Ils volent 154 casiers de vidanges à Ciney, Assesse et Erpent (Namur)

Les vidanges ont été subtilisées dans différents magasins entre Ciney et Namur.

ÉdA – 501009072927

Cinq prévenus sont accusés d’avoir commis plusieurs larcins, dont le vol de bacs de bières vides pour un montant de 654€

L’histoire du banditisme ne retiendra probablement pas les noms des cinq prévenus appelés à comparaître devant le tribunal correctionnel, vendredi matin: Julian, Stéphane, Sylvain, Émilie et Robert (prénoms d’emprunt). Ensemble, ils ont commis une série de larcins. Pas des grands casses d’envergure. Pas de butin mirobolant. Ceux-là volent plutôt pour survivre, en témoigne leur situation précaire: aucun ne travaille et quatre d’entre eux consomment des stupéfiants.

Rien ne peut cependant les excuser d’avoir enfreint la loi à trois reprises au printemps 2019. Cela a commencé par le vol de casiers de bières vides dans différents supermarchés et magasins de nuit de la région, à Erpent, Assesse, Ciney, etc.

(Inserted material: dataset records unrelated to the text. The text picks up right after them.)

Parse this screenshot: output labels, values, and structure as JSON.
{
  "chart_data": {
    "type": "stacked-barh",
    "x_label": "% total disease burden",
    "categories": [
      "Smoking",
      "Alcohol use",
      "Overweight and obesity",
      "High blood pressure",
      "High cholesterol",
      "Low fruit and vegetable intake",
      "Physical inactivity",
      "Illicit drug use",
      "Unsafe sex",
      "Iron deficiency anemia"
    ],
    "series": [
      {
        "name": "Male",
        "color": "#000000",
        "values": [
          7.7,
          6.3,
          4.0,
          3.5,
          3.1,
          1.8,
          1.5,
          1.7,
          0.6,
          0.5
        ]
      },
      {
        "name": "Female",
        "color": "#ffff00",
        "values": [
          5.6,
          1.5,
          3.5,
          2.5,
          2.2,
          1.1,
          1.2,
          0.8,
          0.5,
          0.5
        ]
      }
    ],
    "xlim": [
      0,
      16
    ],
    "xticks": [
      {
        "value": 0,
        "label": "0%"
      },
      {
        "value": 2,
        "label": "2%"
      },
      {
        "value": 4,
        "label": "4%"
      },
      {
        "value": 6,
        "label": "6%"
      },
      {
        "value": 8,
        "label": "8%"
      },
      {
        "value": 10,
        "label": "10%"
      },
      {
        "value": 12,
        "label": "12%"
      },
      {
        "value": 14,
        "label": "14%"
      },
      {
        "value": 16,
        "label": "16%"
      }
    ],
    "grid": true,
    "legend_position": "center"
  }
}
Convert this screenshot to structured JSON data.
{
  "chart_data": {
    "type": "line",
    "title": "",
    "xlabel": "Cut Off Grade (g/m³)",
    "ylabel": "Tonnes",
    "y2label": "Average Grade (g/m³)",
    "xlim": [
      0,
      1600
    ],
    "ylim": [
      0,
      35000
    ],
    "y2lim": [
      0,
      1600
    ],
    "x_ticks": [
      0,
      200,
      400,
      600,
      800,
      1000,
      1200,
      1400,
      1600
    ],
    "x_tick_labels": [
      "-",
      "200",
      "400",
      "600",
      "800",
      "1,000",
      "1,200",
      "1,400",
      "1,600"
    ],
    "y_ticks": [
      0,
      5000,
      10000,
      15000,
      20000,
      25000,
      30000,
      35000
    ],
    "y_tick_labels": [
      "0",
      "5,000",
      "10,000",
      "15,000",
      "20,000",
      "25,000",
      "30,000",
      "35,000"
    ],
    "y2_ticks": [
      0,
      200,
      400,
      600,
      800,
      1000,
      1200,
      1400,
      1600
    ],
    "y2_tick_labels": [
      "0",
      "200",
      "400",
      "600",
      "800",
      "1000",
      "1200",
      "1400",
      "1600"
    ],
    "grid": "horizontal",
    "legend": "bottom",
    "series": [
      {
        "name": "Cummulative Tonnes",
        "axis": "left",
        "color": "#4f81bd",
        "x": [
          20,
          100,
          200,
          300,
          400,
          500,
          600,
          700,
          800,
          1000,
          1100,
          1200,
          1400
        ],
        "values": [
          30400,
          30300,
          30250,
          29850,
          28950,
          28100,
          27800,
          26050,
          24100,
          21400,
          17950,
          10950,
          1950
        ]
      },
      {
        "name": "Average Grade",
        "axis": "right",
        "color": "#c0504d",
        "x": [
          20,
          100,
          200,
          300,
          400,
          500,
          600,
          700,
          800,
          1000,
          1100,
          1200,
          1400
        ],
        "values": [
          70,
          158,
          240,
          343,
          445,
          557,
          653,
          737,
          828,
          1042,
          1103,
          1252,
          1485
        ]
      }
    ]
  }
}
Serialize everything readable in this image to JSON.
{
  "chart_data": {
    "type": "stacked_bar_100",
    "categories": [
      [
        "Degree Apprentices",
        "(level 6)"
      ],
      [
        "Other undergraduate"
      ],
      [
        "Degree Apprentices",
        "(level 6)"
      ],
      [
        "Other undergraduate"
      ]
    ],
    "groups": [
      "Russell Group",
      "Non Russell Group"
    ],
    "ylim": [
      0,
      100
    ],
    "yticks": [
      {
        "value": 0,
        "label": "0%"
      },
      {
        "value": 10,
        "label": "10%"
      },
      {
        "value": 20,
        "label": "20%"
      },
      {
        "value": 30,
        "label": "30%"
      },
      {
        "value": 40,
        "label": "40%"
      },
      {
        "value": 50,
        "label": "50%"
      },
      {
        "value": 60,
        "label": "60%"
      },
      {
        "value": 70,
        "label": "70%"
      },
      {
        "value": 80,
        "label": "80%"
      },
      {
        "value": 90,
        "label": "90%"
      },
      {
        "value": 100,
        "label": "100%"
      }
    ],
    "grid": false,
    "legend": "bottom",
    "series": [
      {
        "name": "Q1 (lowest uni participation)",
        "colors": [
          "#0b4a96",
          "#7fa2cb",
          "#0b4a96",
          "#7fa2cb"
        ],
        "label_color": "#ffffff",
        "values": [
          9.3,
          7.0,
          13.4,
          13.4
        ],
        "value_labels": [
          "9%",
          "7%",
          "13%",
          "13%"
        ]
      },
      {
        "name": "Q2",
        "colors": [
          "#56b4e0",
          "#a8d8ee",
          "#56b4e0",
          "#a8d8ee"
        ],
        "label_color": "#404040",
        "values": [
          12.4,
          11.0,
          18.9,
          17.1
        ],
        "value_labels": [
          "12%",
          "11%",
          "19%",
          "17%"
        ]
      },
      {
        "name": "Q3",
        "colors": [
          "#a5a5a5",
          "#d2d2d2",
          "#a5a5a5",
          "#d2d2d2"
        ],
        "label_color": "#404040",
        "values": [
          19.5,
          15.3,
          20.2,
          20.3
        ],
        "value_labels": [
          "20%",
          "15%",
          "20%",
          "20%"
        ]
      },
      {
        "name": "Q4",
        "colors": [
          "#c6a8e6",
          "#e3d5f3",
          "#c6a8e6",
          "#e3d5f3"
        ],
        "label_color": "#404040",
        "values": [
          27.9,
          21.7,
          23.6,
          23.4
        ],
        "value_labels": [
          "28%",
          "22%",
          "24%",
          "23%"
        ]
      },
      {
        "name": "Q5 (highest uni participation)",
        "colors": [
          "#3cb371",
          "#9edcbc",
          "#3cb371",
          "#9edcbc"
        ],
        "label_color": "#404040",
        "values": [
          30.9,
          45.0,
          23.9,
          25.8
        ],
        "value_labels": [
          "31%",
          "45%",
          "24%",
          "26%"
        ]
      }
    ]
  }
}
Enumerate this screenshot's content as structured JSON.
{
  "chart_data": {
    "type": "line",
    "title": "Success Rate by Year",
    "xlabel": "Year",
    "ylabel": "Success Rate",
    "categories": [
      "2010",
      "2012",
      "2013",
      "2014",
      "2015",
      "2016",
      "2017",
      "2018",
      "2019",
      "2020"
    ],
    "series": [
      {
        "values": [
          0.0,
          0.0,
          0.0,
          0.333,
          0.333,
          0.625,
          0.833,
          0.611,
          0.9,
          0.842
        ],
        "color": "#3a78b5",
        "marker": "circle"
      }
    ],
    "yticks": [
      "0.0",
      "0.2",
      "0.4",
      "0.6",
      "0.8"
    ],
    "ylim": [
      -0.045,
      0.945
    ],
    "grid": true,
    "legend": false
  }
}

Pour un total de 654€, soit 154 vidanges. Il y a ensuite eu le vol de matériel de jardinage chez un particulier à Floreffe. Et enfin, la subtilisation de deux cartes de banque et l’extorsion de 6 500€ à deux personnes dont une nonagénaire.

La petite bande n’a pas systématiquement œuvré au complet. Mais il y a un dénominateur commun à tous ces méfaits: la participation de Julian. Ce dernier, absent à l’audience, est dépeint comme le meneur. Et en toute logique, le parquet requiert la peine la plus lourde à son encontre: 37 mois de prison ferme, contre 2 ans pour Stéphane et Sylvain, 18 mois pour Robert et un an pour Émilie. Pour ces quatre derniers, la substitut du procureur du roi ne s’oppose pas au sursis probatoire.

Dans le groupe, Robert dénote. Il est plus âgé que ses «partenaires», il est le seul à avoir un avocat pour assurer sa défense et il est aussi le seul qui nie sa participation aux vols. Son conseil estime qu’il a été manipulé par les autres. Elle s’appuie sur les différentes auditions dans lesquelles Robert est décrit comme quelqu’un de «naïf». «Un imbécile», s’excuse son avocate. Et l’intéressé d’expliquer: «Je les ai hébergés et ils attendaient que je m’endorme pour prendre mes clefs de voiture dans ma poche.» Le véhicule qui a servi à commettre les différents vols lui a été confisqué il y a deux ans. Il continue cependant d’en payer les traites. Il souhaite le récupérer et bénéficier d’un acquittement. Ou a tout le moins être considéré comme complice et non pas comme coauteur des faits. Ce qui allégerait sa peine en cas de condamnation.

Les autres prévenus sollicitent quant à eux une peine de travail. Jugement le 26 novembre.